Sometime empathy is the only way to make people understand. Because majority white zooms are standard in an industry with zero or dotted minorites, they never have to consider the situation in reverse. No white person would look forward to a zoom full of black males talking about police harassment. No white person would feel comfortable in an asian group making jokes in thier language that they don't understand. I am tired of being in all white zooms as the only black person and feeling guilty when something upsets me and no one even notices. So if your the only one and your bound by an NDA, who do you speak to when you feel like this? How long is this going to go on for? How many times will it happen, in a month? How do you even express your pain to even get support? What happens when people get defensive just because your upset? Oh so its my fault? I'm a drama queen? Angry black woman, aggressive? got issues? whats my problem? have I not worked around white people before?
Of course I have, my whole life, in a range of exciting industries - but baby this is cannabis, and an entire race of the most associated people are absent.

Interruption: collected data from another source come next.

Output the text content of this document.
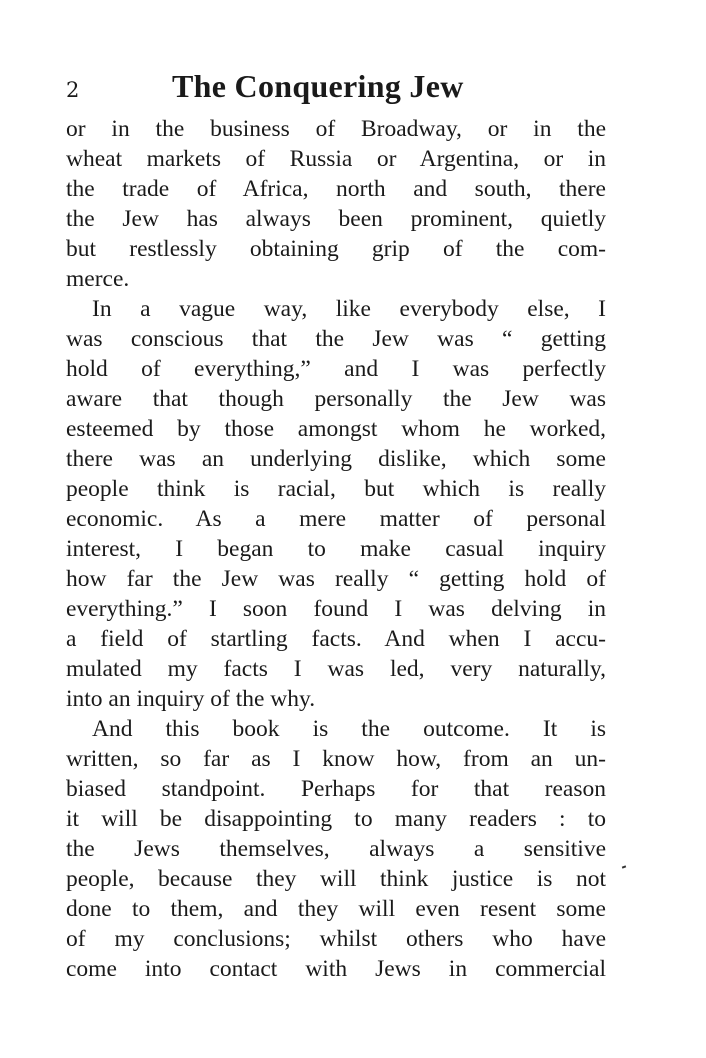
2	The Conquering Jew
or in the business of Broadway, or in the
wheat markets of Russia or Argentina, or in
the trade of Africa, north and south, there
the Jew has always been prominent, quietly
but restlessly obtaining grip of the com-
merce.
In a vague way, like everybody else, I
was conscious that the Jew was “ getting
hold of everything,” and I was perfectly
aware that though personally the Jew was
esteemed by those amongst whom he worked,
there was an underlying dislike, which some
people think is racial, but which is really
economic. As a mere matter of personal
interest, I began to make casual inquiry
how far the Jew was really “ getting hold of
everything.” I soon found I was delving in
a field of startling facts. And when I accu-
mulated my facts I was led, very naturally,
into an inquiry of the why.
And this book is the outcome. It is
written, so far as I know how, from an un-
biased standpoint. Perhaps for that reason
it will be disappointing to many readers : to
the Jews themselves, always a sensitive
people, because they will think justice is not
done to them, and they will even resent some
of my conclusions; whilst others who have
come into contact with Jews in commercial
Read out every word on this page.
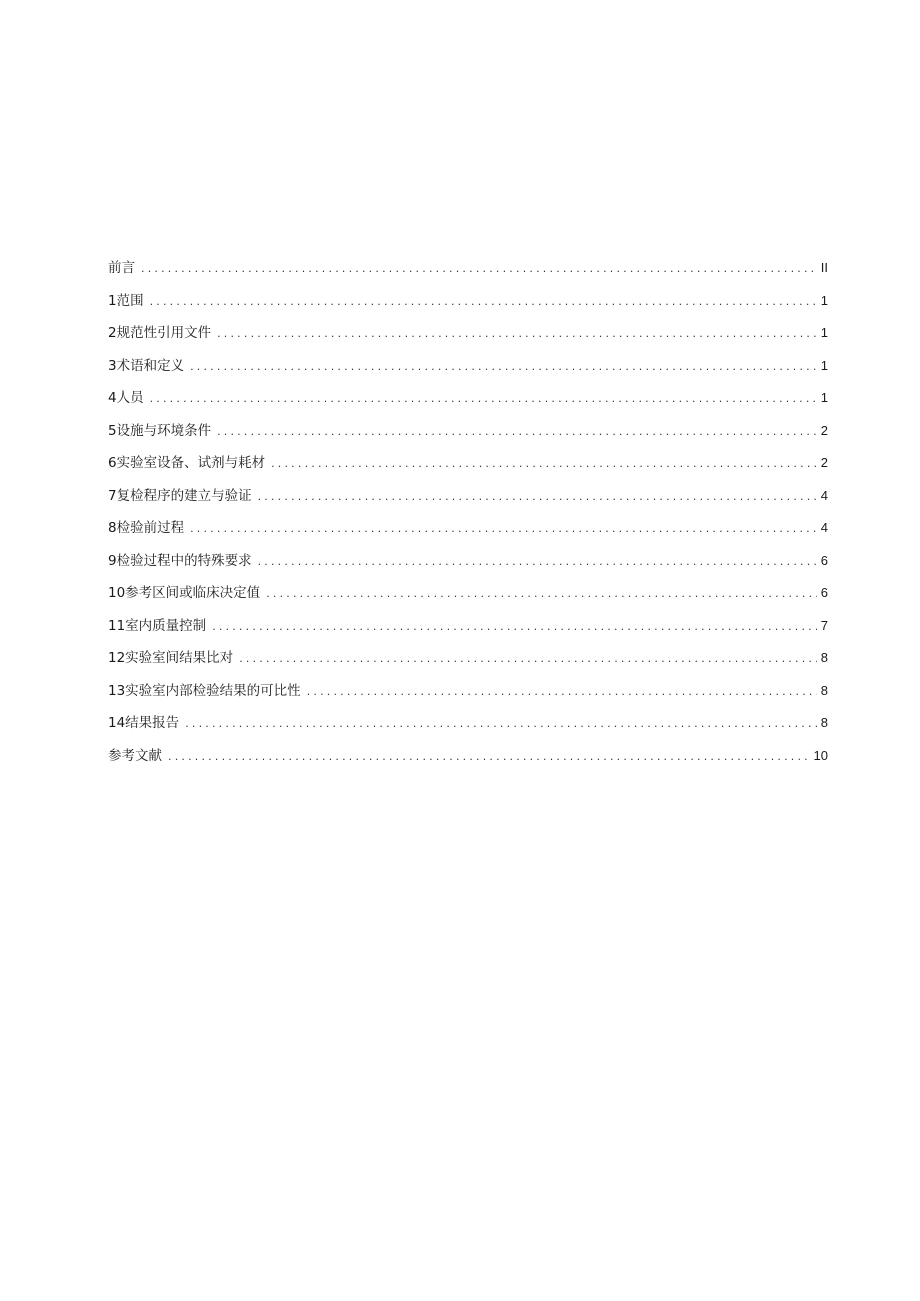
前言 .....	II
1范围 .....	1
2规范性引用文件 .....	1
3术语和定义 .....	1
4人员 .....	1
5设施与环境条件 .....	2
6实验室设备、试剂与耗材 .....	2
7复检程序的建立与验证 .....	4
8检验前过程 .....	4
9检验过程中的特殊要求 .....	6
10参考区间或临床决定值 .....	6
11室内质量控制 .....	7
12实验室间结果比对 .....	8
13实验室内部检验结果的可比性 .....	8
14结果报告 .....	8
参考文献 .....	10
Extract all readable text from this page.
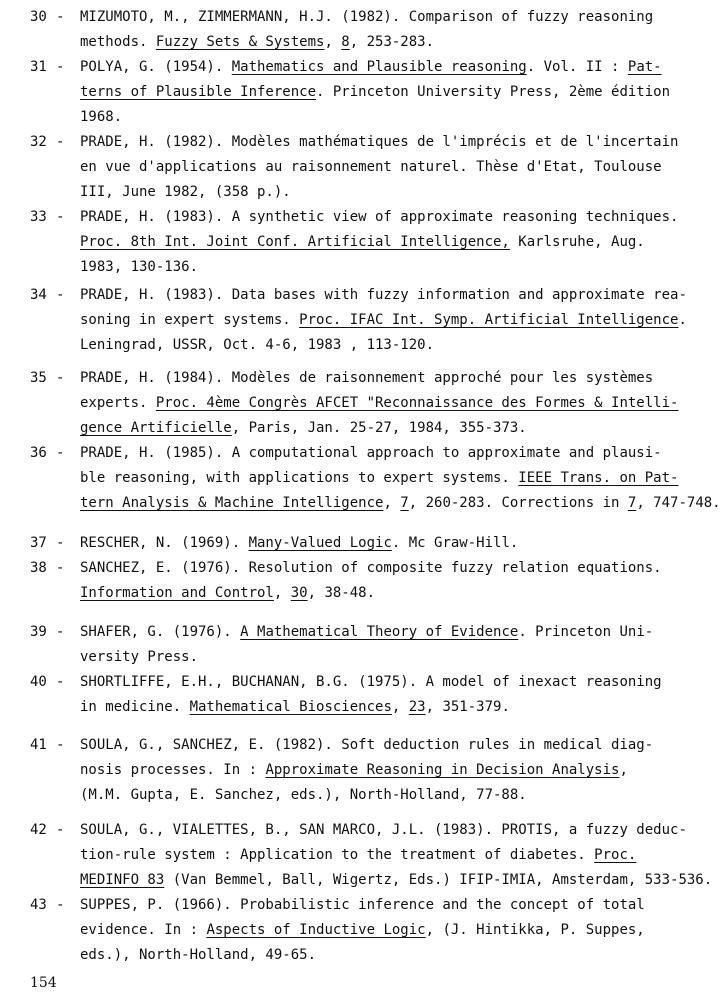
30 - MIZUMOTO, M., ZIMMERMANN, H.J. (1982). Comparison of fuzzy reasoning
methods. Fuzzy Sets & Systems, 8, 253-283.
31 - POLYA, G. (1954). Mathematics and Plausible reasoning. Vol. II : Pat-
terns of Plausible Inference. Princeton University Press, 2ème édition
1968.
32 - PRADE, H. (1982). Modèles mathématiques de l'imprécis et de l'incertain
en vue d'applications au raisonnement naturel. Thèse d'Etat, Toulouse
III, June 1982, (358 p.).
33 - PRADE, H. (1983). A synthetic view of approximate reasoning techniques.
Proc. 8th Int. Joint Conf. Artificial Intelligence, Karlsruhe, Aug.
1983, 130-136.
34 - PRADE, H. (1983). Data bases with fuzzy information and approximate rea-
soning in expert systems. Proc. IFAC Int. Symp. Artificial Intelligence.
Leningrad, USSR, Oct. 4-6, 1983 , 113-120.
35 - PRADE, H. (1984). Modèles de raisonnement approché pour les systèmes
experts. Proc. 4ème Congrès AFCET "Reconnaissance des Formes & Intelli-
gence Artificielle, Paris, Jan. 25-27, 1984, 355-373.
36 - PRADE, H. (1985). A computational approach to approximate and plausi-
ble reasoning, with applications to expert systems. IEEE Trans. on Pat-
tern Analysis & Machine Intelligence, 7, 260-283. Corrections in 7, 747-748.
37 - RESCHER, N. (1969). Many-Valued Logic. Mc Graw-Hill.
38 - SANCHEZ, E. (1976). Resolution of composite fuzzy relation equations.
Information and Control, 30, 38-48.
39 - SHAFER, G. (1976). A Mathematical Theory of Evidence. Princeton Uni-
versity Press.
40 - SHORTLIFFE, E.H., BUCHANAN, B.G. (1975). A model of inexact reasoning
in medicine. Mathematical Biosciences, 23, 351-379.
41 - SOULA, G., SANCHEZ, E. (1982). Soft deduction rules in medical diag-
nosis processes. In : Approximate Reasoning in Decision Analysis,
(M.M. Gupta, E. Sanchez, eds.), North-Holland, 77-88.
42 - SOULA, G., VIALETTES, B., SAN MARCO, J.L. (1983). PROTIS, a fuzzy deduc-
tion-rule system : Application to the treatment of diabetes. Proc.
MEDINFO 83 (Van Bemmel, Ball, Wigertz, Eds.) IFIP-IMIA, Amsterdam, 533-536.
43 - SUPPES, P. (1966). Probabilistic inference and the concept of total
evidence. In : Aspects of Inductive Logic, (J. Hintikka, P. Suppes,
eds.), North-Holland, 49-65.
154
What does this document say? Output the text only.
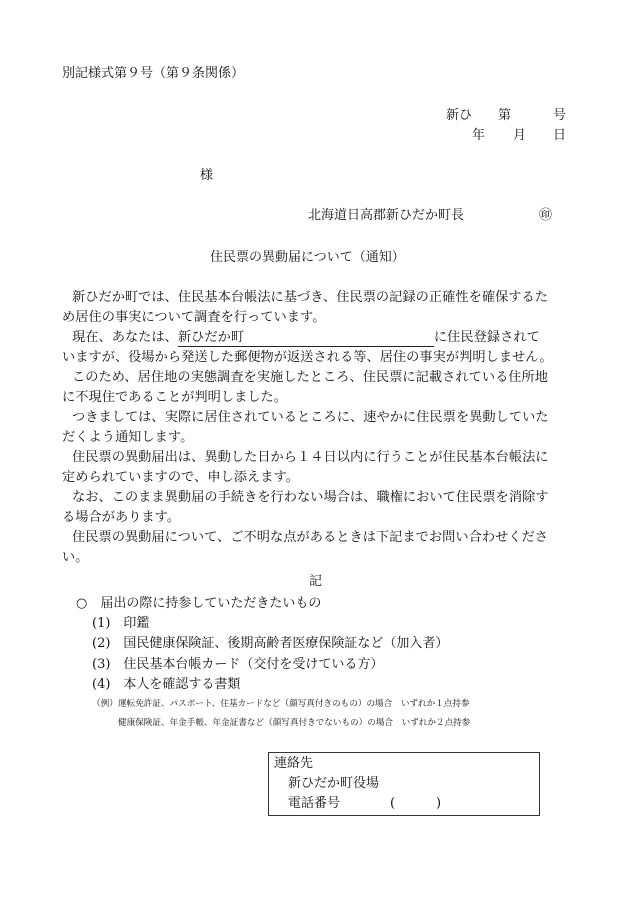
別記様式第９号（第９条関係）
新ひ 第	号
年 月 日
様
北海道日高郡新ひだか町長	㊞
住民票の異動届について（通知）
新ひだか町では、住民基本台帳法に基づき、住民票の記録の正確性を確保するた
め居住の事実について調査を行っています。
現在、あなたは、新ひだか町	に住民登録されて
いますが、役場から発送した郵便物が返送される等、居住の事実が判明しません。
このため、居住地の実態調査を実施したところ、住民票に記載されている住所地
に不現住であることが判明しました。
つきましては、実際に居住されているところに、速やかに住民票を異動していた
だくよう通知します。
住民票の異動届出は、異動した日から１４日以内に行うことが住民基本台帳法に
定められていますので、申し添えます。
なお、このまま異動届の手続きを行わない場合は、職権において住民票を消除す
る場合があります。
住民票の異動届について、ご不明な点があるときは下記までお問い合わせくださ
い。
記
○　届出の際に持参していただきたいもの
(1)　印鑑
(2)　国民健康保険証、後期高齢者医療保険証など（加入者）
(3)　住民基本台帳カード（交付を受けている方）
(4)　本人を確認する書類
（例） 運転免許証、パスポート、住基カードなど（顔写真付きのもの）の場合　いずれか１点持参
健康保険証、年金手帳、年金証書など（顔写真付きでないもの）の場合　いずれか２点持参
連絡先
新ひだか町役場
電話番号	(	)
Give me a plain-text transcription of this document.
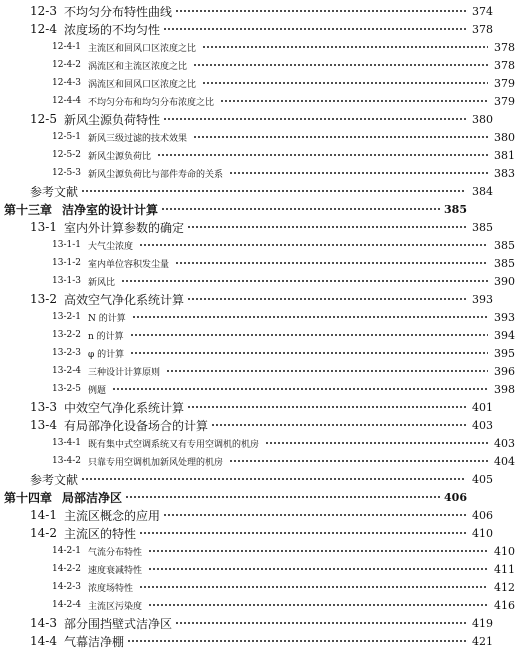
12-3 不均匀分布特性曲线	374
12-4 浓度场的不均匀性	378
12-4-1 主流区和回风口区浓度之比	378
12-4-2 涡流区和主流区浓度之比	378
12-4-3 涡流区和回风口区浓度之比	379
12-4-4 不均匀分布和均匀分布浓度之比	379
12-5 新风尘源负荷特性	380
12-5-1 新风三级过滤的技术效果	380
12-5-2 新风尘源负荷比	381
12-5-3 新风尘源负荷比与部件寿命的关系	383
参考文献	384
第十三章 洁净室的设计计算	385
13-1 室内外计算参数的确定	385
13-1-1 大气尘浓度	385
13-1-2 室内单位容积发尘量	385
13-1-3 新风比	390
13-2 高效空气净化系统计算	393
13-2-1 N 的计算	393
13-2-2 n 的计算	394
13-2-3 φ 的计算	395
13-2-4 三种设计计算原则	396
13-2-5 例题	398
13-3 中效空气净化系统计算	401
13-4 有局部净化设备场合的计算	403
13-4-1 既有集中式空调系统又有专用空调机的机房	403
13-4-2 只靠专用空调机加新风处理的机房	404
参考文献	405
第十四章 局部洁净区	406
14-1 主流区概念的应用	406
14-2 主流区的特性	410
14-2-1 气流分布特性	410
14-2-2 速度衰减特性	411
14-2-3 浓度场特性	412
14-2-4 主流区污染度	416
14-3 部分围挡壁式洁净区	419
14-4 气幕洁净棚	421
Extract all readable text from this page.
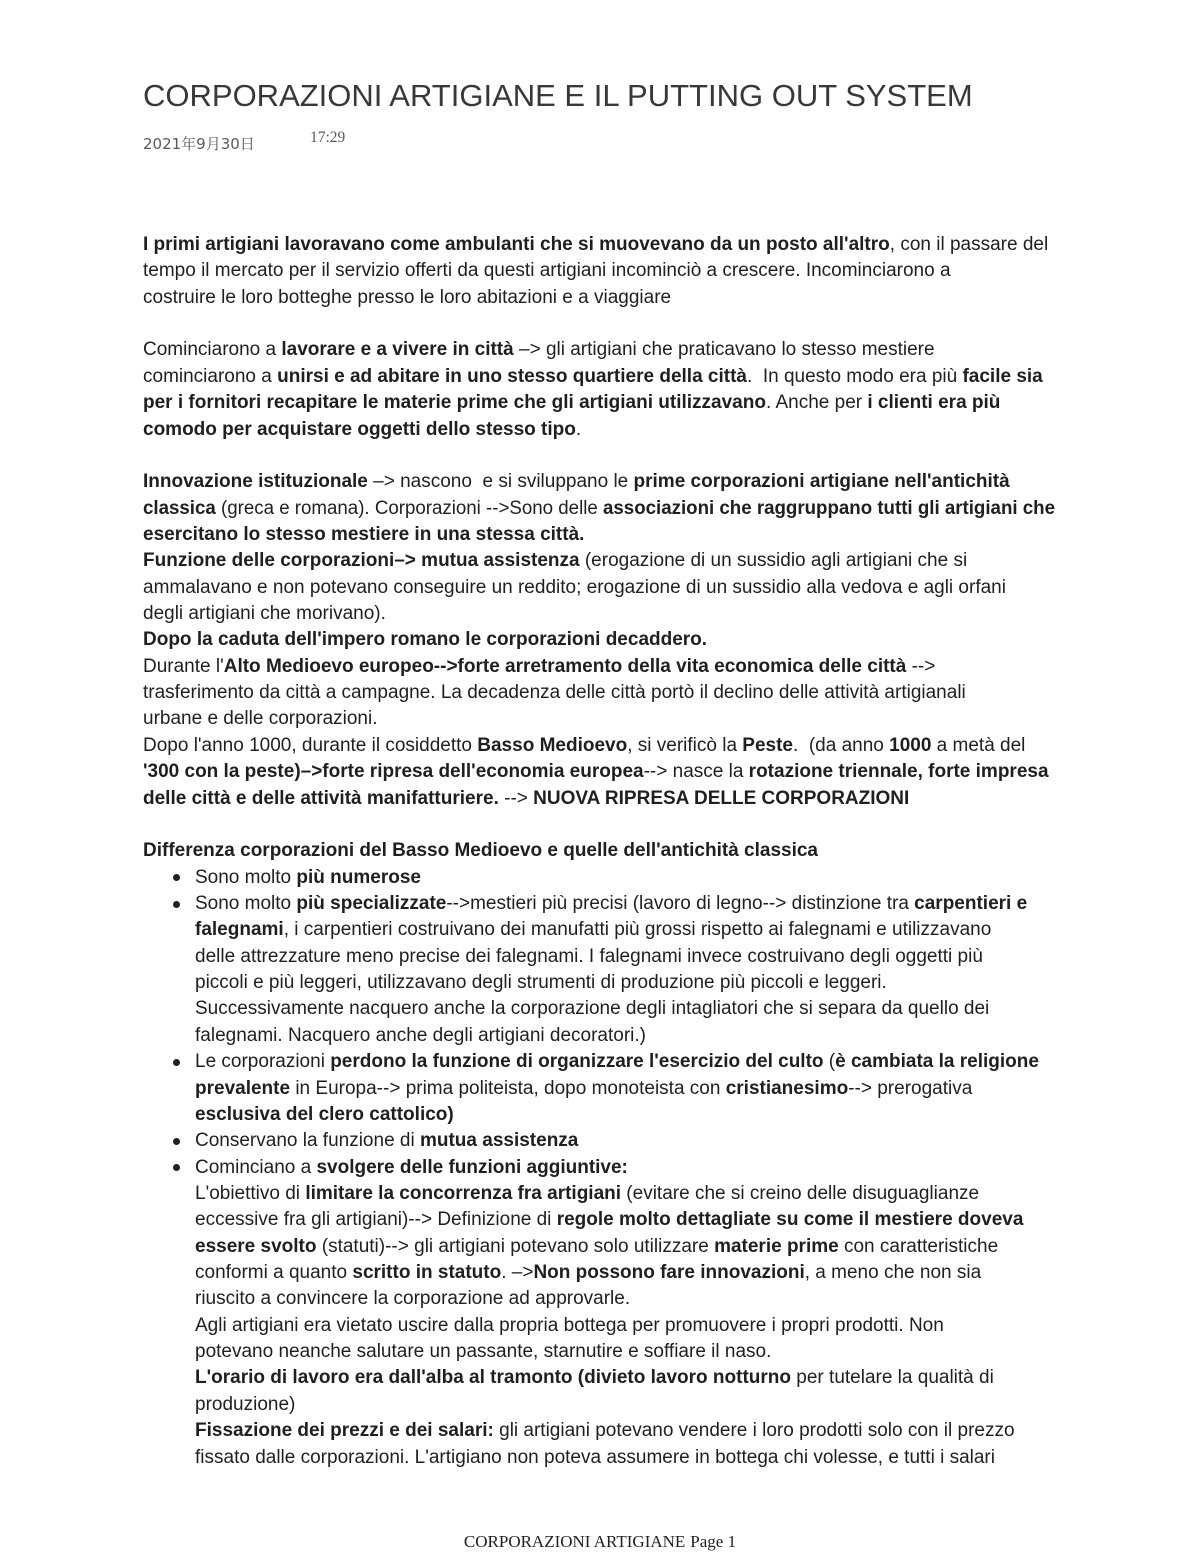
CORPORAZIONI ARTIGIANE E IL PUTTING OUT SYSTEM
2021年9月30日	17:29
I primi artigiani lavoravano come ambulanti che si muovevano da un posto all'altro, con il passare del
tempo il mercato per il servizio offerti da questi artigiani incominciò a crescere. Incominciarono a
costruire le loro botteghe presso le loro abitazioni e a viaggiare
Cominciarono a lavorare e a vivere in città –> gli artigiani che praticavano lo stesso mestiere
cominciarono a unirsi e ad abitare in uno stesso quartiere della città.  In questo modo era più facile sia
per i fornitori recapitare le materie prime che gli artigiani utilizzavano. Anche per i clienti era più
comodo per acquistare oggetti dello stesso tipo.
Innovazione istituzionale –> nascono  e si sviluppano le prime corporazioni artigiane nell'antichità
classica (greca e romana). Corporazioni -->Sono delle associazioni che raggruppano tutti gli artigiani che
esercitano lo stesso mestiere in una stessa città.
Funzione delle corporazioni–> mutua assistenza (erogazione di un sussidio agli artigiani che si
ammalavano e non potevano conseguire un reddito; erogazione di un sussidio alla vedova e agli orfani
degli artigiani che morivano).
Dopo la caduta dell'impero romano le corporazioni decaddero.
Durante l'Alto Medioevo europeo-->forte arretramento della vita economica delle città -->
trasferimento da città a campagne. La decadenza delle città portò il declino delle attività artigianali
urbane e delle corporazioni.
Dopo l'anno 1000, durante il cosiddetto Basso Medioevo, si verificò la Peste.  (da anno 1000 a metà del
'300 con la peste)–>forte ripresa dell'economia europea--> nasce la rotazione triennale, forte impresa
delle città e delle attività manifatturiere. --> NUOVA RIPRESA DELLE CORPORAZIONI
Differenza corporazioni del Basso Medioevo e quelle dell'antichità classica
Sono molto più numerose
Sono molto più specializzate-->mestieri più precisi (lavoro di legno--> distinzione tra carpentieri e
falegnami, i carpentieri costruivano dei manufatti più grossi rispetto ai falegnami e utilizzavano
delle attrezzature meno precise dei falegnami. I falegnami invece costruivano degli oggetti più
piccoli e più leggeri, utilizzavano degli strumenti di produzione più piccoli e leggeri.
Successivamente nacquero anche la corporazione degli intagliatori che si separa da quello dei
falegnami. Nacquero anche degli artigiani decoratori.)
Le corporazioni perdono la funzione di organizzare l'esercizio del culto (è cambiata la religione
prevalente in Europa--> prima politeista, dopo monoteista con cristianesimo--> prerogativa
esclusiva del clero cattolico)
Conservano la funzione di mutua assistenza
Cominciano a svolgere delle funzioni aggiuntive:
L'obiettivo di limitare la concorrenza fra artigiani (evitare che si creino delle disuguaglianze
eccessive fra gli artigiani)--> Definizione di regole molto dettagliate su come il mestiere doveva
essere svolto (statuti)--> gli artigiani potevano solo utilizzare materie prime con caratteristiche
conformi a quanto scritto in statuto. –>Non possono fare innovazioni, a meno che non sia
riuscito a convincere la corporazione ad approvarle.
Agli artigiani era vietato uscire dalla propria bottega per promuovere i propri prodotti. Non
potevano neanche salutare un passante, starnutire e soffiare il naso.
L'orario di lavoro era dall'alba al tramonto (divieto lavoro notturno per tutelare la qualità di
produzione)
Fissazione dei prezzi e dei salari: gli artigiani potevano vendere i loro prodotti solo con il prezzo
fissato dalle corporazioni. L'artigiano non poteva assumere in bottega chi volesse, e tutti i salari
CORPORAZIONI ARTIGIANE Page 1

I am the only person who sees things how I do, who feels how I feel, who knows what I know. So whose responsibility is it to check themselves or to be mindful of the circumstances and the effects it may have? What am I supposed to do with "but that's just how it is for now?"
Which comes first the egg or the chicken? Why am I expected to have all the answers? So am I always gonna be the bad guy because of the physiological traumas of growing up as a minority negatively associated with cannabis my entire life? Whose fault is that mine? Yours? So who then? So now that it is 'White & Right' where the hell does that leave me and people like me? Why are black people not here already? If I wasn't here, how long would this have carried on for? How is a black male going to feel? He is the poster child of cannabis, especially the rasta man. I truly believe now that it is that 'Rasta Association' that makes all of this seem so foul at times. It feels as if the industry is trying to pretend it was never like that, its a white wash which to me feels as blatant as the blue eyed blonde haired Jesus.
Why does it feel like I am the only person considering what more awareness is going to bring? Ahh, its because I am the only minority. I feel that ignorance is playing a very dangerous game and I guess I just feel scared for everybody, because unless things change its going to be carnage out here. There seems to be no clue about feelings on the grassroots level, and a delusion that minorities (or even worse, all of the criminals of all colours and creeds!) are going to allow white middle class males to exclude them and run a legal racket selling bud while they continue to be harrassed for it, and that underestimation gives me anxiety.
To conclude what I am saying is everyone is going to have to play their part - but to me? If I am honest now, all I see is egg and chicken - the egg hatches a chicken and a chicken lays an egg, so which one needs to happen FIRST? It seems Ill never be short of Saturdays 'Tales From the Fence' - still hurting my soul, still giving me splinters, and I definitely hate it here, its lonely!